Was das Nachfüllen betrifft, müssen Sie den Pod nicht entfernen, was schön ist. Es gibt einen Gummiknubbel an der unteren Vorderseite, einfach aufdrücken und das große Füllloch freilegen. Nichts bahnbrechendes, aber es ist eine bewährte Methode zum Nachfüllen dieser Tanks.
Leistung
Der Maxus DTL Pod verwendet die neue MX-Reihe von Coils. Und es gibt ziemlich viele davon. Die beiden enthaltenen sind:
- Die MX1 Single-Mesh 0,15-Ohm-Spule, die für 50-80 Watt (am besten bei 70) bewertet ist
- Die MX2 Dual-Mesh 0,2-Ohm-Spule, die für 60-90 Watt (am besten bei 80) bewertet ist
Die anderen Optionen sind separat erhältlich, und die Kollektion umfasst eine MX3 Triple-Mesh, eine MX4 Quad-Mesh und eine MX5 Penta-Mesh-Spule. Im Grunde gibt es Optionen für alles von ungefähr 60 bis 110 Watt, sodass es sich wirklich um ein höher-wattiges DL-Gerät handelt. Außerdem haben sie die MX1 SS316L, die eine Single-Mesh-TC-kompatible Spule ist, die im Temperaturregelmodus auf diesem Gerät verwendet werden kann.

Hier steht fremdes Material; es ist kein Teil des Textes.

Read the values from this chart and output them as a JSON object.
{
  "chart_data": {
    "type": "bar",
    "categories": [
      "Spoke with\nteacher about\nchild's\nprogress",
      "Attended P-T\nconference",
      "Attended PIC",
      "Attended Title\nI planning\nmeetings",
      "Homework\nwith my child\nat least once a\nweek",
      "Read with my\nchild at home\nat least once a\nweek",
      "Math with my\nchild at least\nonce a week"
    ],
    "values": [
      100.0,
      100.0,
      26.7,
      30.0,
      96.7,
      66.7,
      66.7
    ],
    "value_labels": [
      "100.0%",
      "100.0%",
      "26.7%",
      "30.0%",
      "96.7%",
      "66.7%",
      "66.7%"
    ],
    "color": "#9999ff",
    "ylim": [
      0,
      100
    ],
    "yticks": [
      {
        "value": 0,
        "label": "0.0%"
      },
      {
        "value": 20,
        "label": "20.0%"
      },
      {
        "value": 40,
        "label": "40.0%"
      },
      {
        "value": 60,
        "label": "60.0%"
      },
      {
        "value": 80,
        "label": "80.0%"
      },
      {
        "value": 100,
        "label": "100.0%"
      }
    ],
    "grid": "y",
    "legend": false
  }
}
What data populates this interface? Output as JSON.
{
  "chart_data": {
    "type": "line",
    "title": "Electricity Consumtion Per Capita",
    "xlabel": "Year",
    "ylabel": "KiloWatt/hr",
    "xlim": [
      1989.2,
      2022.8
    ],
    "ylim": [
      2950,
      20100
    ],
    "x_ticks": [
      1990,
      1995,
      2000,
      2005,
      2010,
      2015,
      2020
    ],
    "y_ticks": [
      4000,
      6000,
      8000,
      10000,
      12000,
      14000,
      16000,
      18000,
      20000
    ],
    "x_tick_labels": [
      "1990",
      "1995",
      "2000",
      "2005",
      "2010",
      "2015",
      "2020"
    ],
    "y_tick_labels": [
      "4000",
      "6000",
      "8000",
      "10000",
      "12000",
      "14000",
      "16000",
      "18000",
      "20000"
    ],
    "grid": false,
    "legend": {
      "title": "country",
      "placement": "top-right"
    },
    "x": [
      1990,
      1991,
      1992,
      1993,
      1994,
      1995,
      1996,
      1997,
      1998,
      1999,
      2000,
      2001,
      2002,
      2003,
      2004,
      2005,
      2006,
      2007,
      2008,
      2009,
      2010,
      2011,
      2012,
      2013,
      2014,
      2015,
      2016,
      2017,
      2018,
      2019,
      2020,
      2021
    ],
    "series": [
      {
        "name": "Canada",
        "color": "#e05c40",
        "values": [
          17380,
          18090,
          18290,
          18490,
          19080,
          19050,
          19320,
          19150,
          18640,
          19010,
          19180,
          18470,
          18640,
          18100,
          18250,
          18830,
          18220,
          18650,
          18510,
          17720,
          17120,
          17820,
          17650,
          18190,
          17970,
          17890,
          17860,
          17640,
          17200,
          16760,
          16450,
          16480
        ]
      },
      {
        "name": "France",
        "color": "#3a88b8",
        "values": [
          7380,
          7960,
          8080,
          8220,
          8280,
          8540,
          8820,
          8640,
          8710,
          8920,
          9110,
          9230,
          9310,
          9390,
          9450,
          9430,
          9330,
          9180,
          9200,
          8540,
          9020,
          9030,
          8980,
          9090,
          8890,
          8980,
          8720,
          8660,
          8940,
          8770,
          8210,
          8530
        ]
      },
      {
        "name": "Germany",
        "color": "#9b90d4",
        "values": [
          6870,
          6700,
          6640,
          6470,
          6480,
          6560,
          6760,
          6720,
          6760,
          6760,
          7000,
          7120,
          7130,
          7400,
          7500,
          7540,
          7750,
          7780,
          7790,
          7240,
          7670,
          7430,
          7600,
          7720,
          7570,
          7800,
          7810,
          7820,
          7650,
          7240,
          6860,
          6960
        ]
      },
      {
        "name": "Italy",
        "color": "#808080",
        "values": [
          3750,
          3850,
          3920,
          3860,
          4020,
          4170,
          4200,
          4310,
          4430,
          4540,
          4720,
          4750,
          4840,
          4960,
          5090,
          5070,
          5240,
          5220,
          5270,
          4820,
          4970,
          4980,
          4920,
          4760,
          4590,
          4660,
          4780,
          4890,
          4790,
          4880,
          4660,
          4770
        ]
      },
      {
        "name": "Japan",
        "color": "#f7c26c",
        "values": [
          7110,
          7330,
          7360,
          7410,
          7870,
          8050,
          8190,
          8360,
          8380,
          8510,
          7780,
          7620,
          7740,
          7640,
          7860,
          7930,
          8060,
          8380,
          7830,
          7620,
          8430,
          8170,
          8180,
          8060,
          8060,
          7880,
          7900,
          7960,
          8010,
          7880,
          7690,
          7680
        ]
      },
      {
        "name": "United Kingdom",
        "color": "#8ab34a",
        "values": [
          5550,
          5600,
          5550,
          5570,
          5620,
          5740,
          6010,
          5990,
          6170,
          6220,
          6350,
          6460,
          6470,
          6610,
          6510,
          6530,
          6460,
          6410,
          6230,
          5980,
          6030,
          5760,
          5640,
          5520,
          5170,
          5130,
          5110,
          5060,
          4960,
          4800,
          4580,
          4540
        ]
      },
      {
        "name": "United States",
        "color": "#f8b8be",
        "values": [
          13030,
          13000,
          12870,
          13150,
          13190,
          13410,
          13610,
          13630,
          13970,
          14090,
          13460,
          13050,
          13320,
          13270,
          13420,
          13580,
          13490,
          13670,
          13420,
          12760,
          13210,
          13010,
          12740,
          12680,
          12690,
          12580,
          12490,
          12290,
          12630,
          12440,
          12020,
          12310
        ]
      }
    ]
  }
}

In Bezug auf die Coil-Leistung begann ich mit der MX1-Coil und stellte fest, dass sie am besten bei etwa 70 Watt war. Der Geschmack war großartig, und ich habe 100 mL Saft daraus bekommen, bevor sie schlecht wurde, also war es eine ausgezeichnete Spule. Dann verwendete ich die MX2-Coil. Ich fand sie bei etwa 80 Watt am besten, was beweist, dass beide Spulen sehr genau bewertet sind. Sie verhielten sich auch sehr ähnlich zur MX1. Nicht viel Unterschied. Beide sind ausgezeichnet.

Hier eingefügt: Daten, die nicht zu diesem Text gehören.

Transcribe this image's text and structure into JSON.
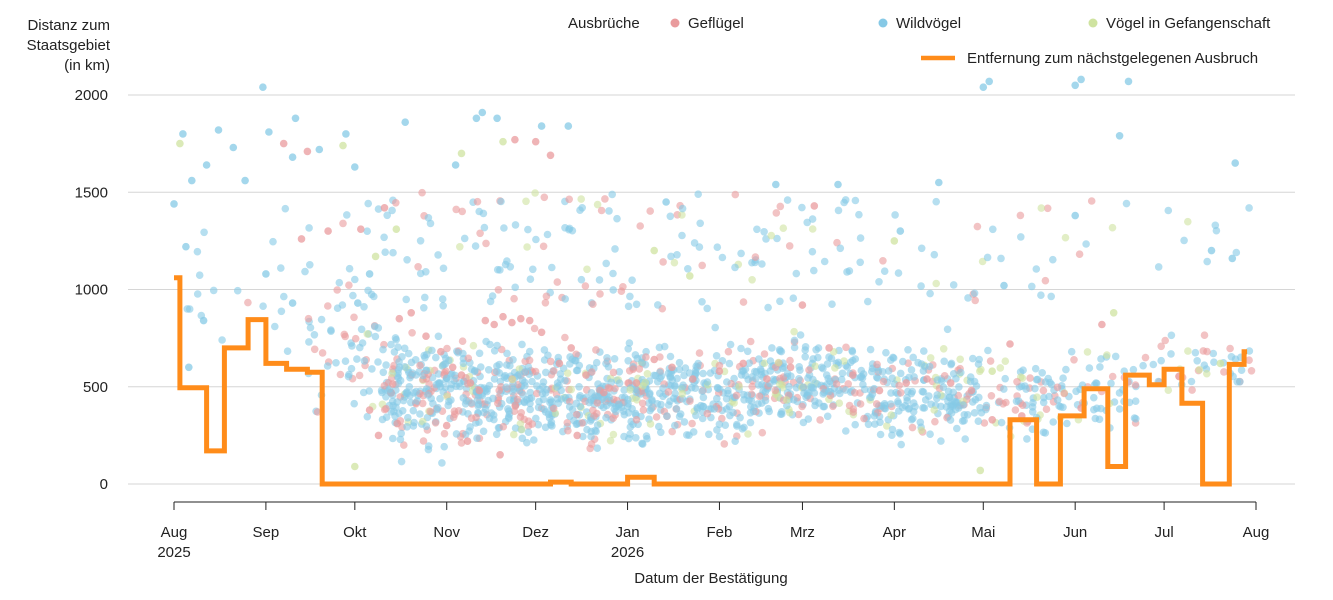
{
  "chart_data": {
    "type": "scatter",
    "ylabel_lines": [
      "Distanz zum",
      "Staatsgebiet",
      "(in km)"
    ],
    "xlabel": "Datum der Bestätigung",
    "ylim": [
      0,
      2000
    ],
    "yticks": [
      0,
      500,
      1000,
      1500,
      2000
    ],
    "xlim": [
      "2025-08-01",
      "2026-08-01"
    ],
    "xticks": [
      {
        "date": "2025-08-01",
        "label": "Aug",
        "year": "2025"
      },
      {
        "date": "2025-09-01",
        "label": "Sep",
        "year": ""
      },
      {
        "date": "2025-10-01",
        "label": "Okt",
        "year": ""
      },
      {
        "date": "2025-11-01",
        "label": "Nov",
        "year": ""
      },
      {
        "date": "2025-12-01",
        "label": "Dez",
        "year": ""
      },
      {
        "date": "2026-01-01",
        "label": "Jan",
        "year": "2026"
      },
      {
        "date": "2026-02-01",
        "label": "Feb",
        "year": ""
      },
      {
        "date": "2026-03-01",
        "label": "Mrz",
        "year": ""
      },
      {
        "date": "2026-04-01",
        "label": "Apr",
        "year": ""
      },
      {
        "date": "2026-05-01",
        "label": "Mai",
        "year": ""
      },
      {
        "date": "2026-06-01",
        "label": "Jun",
        "year": ""
      },
      {
        "date": "2026-07-01",
        "label": "Jul",
        "year": ""
      },
      {
        "date": "2026-08-01",
        "label": "Aug",
        "year": ""
      }
    ],
    "grid": true,
    "legend": {
      "title": "Ausbrüche",
      "position": "top",
      "items": [
        {
          "label": "Geflügel",
          "color": "#e99b9d",
          "kind": "point"
        },
        {
          "label": "Wildvögel",
          "color": "#86c9e6",
          "kind": "point"
        },
        {
          "label": "Vögel in Gefangenschaft",
          "color": "#cfe3a0",
          "kind": "point"
        },
        {
          "label": "Entfernung zum nächstgelegenen Ausbruch",
          "color": "#ff8c1a",
          "kind": "line"
        }
      ]
    },
    "series": [
      {
        "name": "Geflügel",
        "color": "#e99b9d",
        "points": [
          [
            "2025-09-22",
            1300
          ],
          [
            "2025-09-07",
            1750
          ],
          [
            "2025-09-15",
            1710
          ],
          [
            "2025-09-13",
            1260
          ],
          [
            "2025-10-03",
            1310
          ],
          [
            "2025-10-11",
            1420
          ],
          [
            "2025-10-16",
            850
          ],
          [
            "2025-10-20",
            880
          ],
          [
            "2025-10-25",
            760
          ],
          [
            "2025-10-30",
            680
          ],
          [
            "2025-11-03",
            600
          ],
          [
            "2025-11-06",
            560
          ],
          [
            "2025-11-09",
            520
          ],
          [
            "2025-11-12",
            480
          ],
          [
            "2025-11-14",
            840
          ],
          [
            "2025-11-17",
            820
          ],
          [
            "2025-11-20",
            860
          ],
          [
            "2025-11-23",
            830
          ],
          [
            "2025-11-26",
            850
          ],
          [
            "2025-11-29",
            840
          ],
          [
            "2025-12-03",
            780
          ],
          [
            "2025-12-06",
            1690
          ],
          [
            "2025-12-01",
            1760
          ],
          [
            "2025-11-24",
            1770
          ],
          [
            "2025-12-09",
            620
          ],
          [
            "2025-12-13",
            700
          ],
          [
            "2025-12-18",
            560
          ],
          [
            "2025-12-24",
            470
          ],
          [
            "2026-01-04",
            520
          ],
          [
            "2026-01-10",
            640
          ],
          [
            "2026-01-16",
            600
          ],
          [
            "2026-01-23",
            540
          ],
          [
            "2026-02-01",
            580
          ],
          [
            "2026-02-09",
            620
          ],
          [
            "2026-02-17",
            540
          ],
          [
            "2026-02-25",
            600
          ],
          [
            "2026-03-01",
            920
          ],
          [
            "2026-03-05",
            1430
          ],
          [
            "2026-03-10",
            700
          ],
          [
            "2026-03-18",
            560
          ],
          [
            "2026-03-27",
            480
          ],
          [
            "2026-04-05",
            520
          ],
          [
            "2026-04-12",
            540
          ],
          [
            "2026-04-20",
            520
          ],
          [
            "2026-04-27",
            480
          ],
          [
            "2026-05-04",
            330
          ],
          [
            "2026-05-10",
            720
          ],
          [
            "2026-05-14",
            350
          ],
          [
            "2026-06-10",
            820
          ],
          [
            "2026-06-03",
            390
          ],
          [
            "2025-10-06",
            380
          ],
          [
            "2025-10-09",
            250
          ],
          [
            "2025-11-01",
            300
          ],
          [
            "2025-11-08",
            220
          ],
          [
            "2025-11-19",
            150
          ],
          [
            "2025-12-15",
            250
          ]
        ]
      },
      {
        "name": "Wildvögel",
        "color": "#86c9e6",
        "points": [
          [
            "2025-08-01",
            1440
          ],
          [
            "2025-08-04",
            1800
          ],
          [
            "2025-08-05",
            1220
          ],
          [
            "2025-08-07",
            1560
          ],
          [
            "2025-08-12",
            1640
          ],
          [
            "2025-08-16",
            1820
          ],
          [
            "2025-08-21",
            1730
          ],
          [
            "2025-08-25",
            1560
          ],
          [
            "2025-08-31",
            2040
          ],
          [
            "2025-09-02",
            1810
          ],
          [
            "2025-09-10",
            1680
          ],
          [
            "2025-09-11",
            1880
          ],
          [
            "2025-09-19",
            1720
          ],
          [
            "2025-09-28",
            1800
          ],
          [
            "2025-10-01",
            1630
          ],
          [
            "2025-10-18",
            1860
          ],
          [
            "2025-11-04",
            1640
          ],
          [
            "2025-11-11",
            1880
          ],
          [
            "2025-11-13",
            1910
          ],
          [
            "2025-11-18",
            1880
          ],
          [
            "2025-12-03",
            1840
          ],
          [
            "2025-12-12",
            1840
          ],
          [
            "2026-01-14",
            1450
          ],
          [
            "2026-02-20",
            1540
          ],
          [
            "2026-03-13",
            1540
          ],
          [
            "2026-04-16",
            1550
          ],
          [
            "2026-05-01",
            2040
          ],
          [
            "2026-05-03",
            2070
          ],
          [
            "2026-06-01",
            2050
          ],
          [
            "2026-06-03",
            2080
          ],
          [
            "2026-06-19",
            2070
          ],
          [
            "2026-06-16",
            1790
          ],
          [
            "2026-07-25",
            1650
          ],
          [
            "2026-07-24",
            1160
          ],
          [
            "2026-07-17",
            1200
          ],
          [
            "2026-06-01",
            1380
          ],
          [
            "2026-05-08",
            1020
          ],
          [
            "2026-04-03",
            1300
          ],
          [
            "2025-08-06",
            600
          ],
          [
            "2025-08-11",
            840
          ],
          [
            "2025-09-01",
            1080
          ],
          [
            "2025-09-10",
            930
          ],
          [
            "2025-10-06",
            1080
          ],
          [
            "2025-10-02",
            930
          ]
        ]
      },
      {
        "name": "Vögel in Gefangenschaft",
        "color": "#cfe3a0",
        "points": [
          [
            "2025-08-03",
            1750
          ],
          [
            "2025-09-27",
            1740
          ],
          [
            "2025-10-08",
            1170
          ],
          [
            "2025-10-15",
            1310
          ],
          [
            "2025-11-06",
            1700
          ],
          [
            "2025-11-20",
            1760
          ],
          [
            "2026-01-10",
            1200
          ],
          [
            "2026-01-22",
            1070
          ],
          [
            "2026-04-01",
            1250
          ],
          [
            "2026-05-04",
            580
          ],
          [
            "2026-06-14",
            880
          ],
          [
            "2026-07-20",
            620
          ],
          [
            "2025-10-01",
            90
          ],
          [
            "2026-04-30",
            70
          ]
        ]
      }
    ],
    "line_series": {
      "name": "Entfernung zum nächstgelegenen Ausbruch",
      "color": "#ff8c1a",
      "shape": "step-after",
      "points": [
        [
          "2025-08-01",
          1060
        ],
        [
          "2025-08-03",
          1060
        ],
        [
          "2025-08-03",
          495
        ],
        [
          "2025-08-12",
          495
        ],
        [
          "2025-08-12",
          170
        ],
        [
          "2025-08-18",
          170
        ],
        [
          "2025-08-18",
          700
        ],
        [
          "2025-08-26",
          700
        ],
        [
          "2025-08-26",
          845
        ],
        [
          "2025-09-01",
          845
        ],
        [
          "2025-09-01",
          620
        ],
        [
          "2025-09-08",
          620
        ],
        [
          "2025-09-08",
          590
        ],
        [
          "2025-09-15",
          590
        ],
        [
          "2025-09-15",
          575
        ],
        [
          "2025-09-20",
          575
        ],
        [
          "2025-09-20",
          0
        ],
        [
          "2025-12-06",
          0
        ],
        [
          "2025-12-06",
          10
        ],
        [
          "2025-12-13",
          10
        ],
        [
          "2025-12-13",
          0
        ],
        [
          "2026-01-01",
          0
        ],
        [
          "2026-01-01",
          35
        ],
        [
          "2026-01-10",
          35
        ],
        [
          "2026-01-10",
          0
        ],
        [
          "2026-05-10",
          0
        ],
        [
          "2026-05-10",
          330
        ],
        [
          "2026-05-19",
          330
        ],
        [
          "2026-05-19",
          0
        ],
        [
          "2026-05-27",
          0
        ],
        [
          "2026-05-27",
          350
        ],
        [
          "2026-06-04",
          350
        ],
        [
          "2026-06-04",
          490
        ],
        [
          "2026-06-12",
          490
        ],
        [
          "2026-06-12",
          90
        ],
        [
          "2026-06-18",
          90
        ],
        [
          "2026-06-18",
          560
        ],
        [
          "2026-06-26",
          560
        ],
        [
          "2026-06-26",
          510
        ],
        [
          "2026-07-01",
          510
        ],
        [
          "2026-07-01",
          590
        ],
        [
          "2026-07-07",
          590
        ],
        [
          "2026-07-07",
          415
        ],
        [
          "2026-07-14",
          415
        ],
        [
          "2026-07-14",
          0
        ],
        [
          "2026-07-23",
          0
        ],
        [
          "2026-07-23",
          615
        ],
        [
          "2026-07-28",
          615
        ],
        [
          "2026-07-28",
          680
        ],
        [
          "2026-07-29",
          680
        ]
      ]
    }
  }
}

Ich habe auch die optionale MX1 SS316-Spule ausprobiert, und im Temperaturregelmodus funktioniert sie hervorragend. Ich stellte sie auf 80 Watt und 550F ein, und sie traf, wie sie sollte, bei 450F. Ihr TC-Modus ist also nicht sehr genau, aber der Trockenhitze-Schutz ist gut und die Abschaltung erfolgt sanft. Es ist insgesamt ein guter Performer, obwohl ich die Temperatur höher einstellen musste als erwartet. Da es funktioniert, wenn es richtig eingestellt ist, ist es für mich ein Plus, und es ist schön, eine einfach zu verwendende TC-Option auf einem AIO zu haben. Die Spule kann auch im Leistungsmodus bei 70 Watt verwendet werden. Insgesamt sind diese Spulen, wie erwartet von Freemax, wirklich unter den besten.

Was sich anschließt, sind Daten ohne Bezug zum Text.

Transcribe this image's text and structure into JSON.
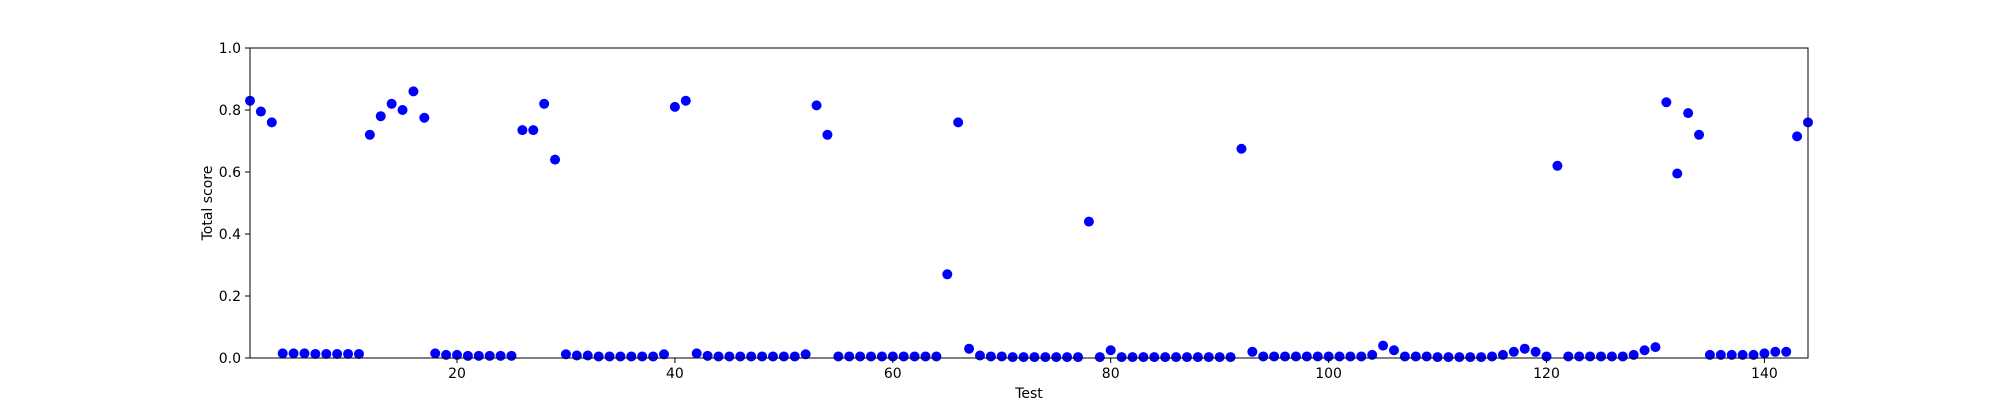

Was das Laden des Geräts angeht, befindet sich der Typ-C-Anschluss an der unteren Front des Geräts. Sie geben eine Ladegeschwindigkeit von 2A an. In meinem Test erhielt ich maximal 2,16A, also auf jeden Fall eine großartige Bewertung. Sie können auch dampfen, während es angeschlossen ist, und es wird das Laden für die Dauer Ihres Puffs pausieren.
Vorteile / Nachteile
Galerie
Urteil
Insgesamt ist dies ein großartiges Gerät. Wie von Freemax erwartet, sind die Coils ausgezeichnet. Es ist gut gebaut, sieht gut aus, funktioniert gut und hat viele Funktionen. Der Tank selbst ist ebenfalls ausgezeichnet. Damit gesagt, bin ich mir nicht sicher, wer die Zielgruppe ist. Wenn sie das Gerät stattdessen mit einem 510-Pin gemacht und mit der Tankversion dieses Pods verkauft hätten, wäre es ein großartiger Dual-18650-Mod und Sub-Ohm-Tank-Kit gewesen. Stattdessen ist es auf dieses proprietäre Pod-Design beschränkt, während es zu groß und möglicherweise zu leistungsstark für die meisten Anfänger oder typischen Pod-Nutzer ist. Damit gesagt, und da ich das Gerät so bewerten muss, wie es ist, ist es ein ausgezeichnetes Kit. Wenn es etwas ist, das Sie interessiert, werden Sie nicht enttäuscht sein.
Wir würden gerne von Ihnen hören. Haben Sie das Freemax Maxus Max Kit ausprobiert? Wie war Ihre Erfahrung mit dem Gerät? Lassen Sie es uns in den Kommentaren unten wissen.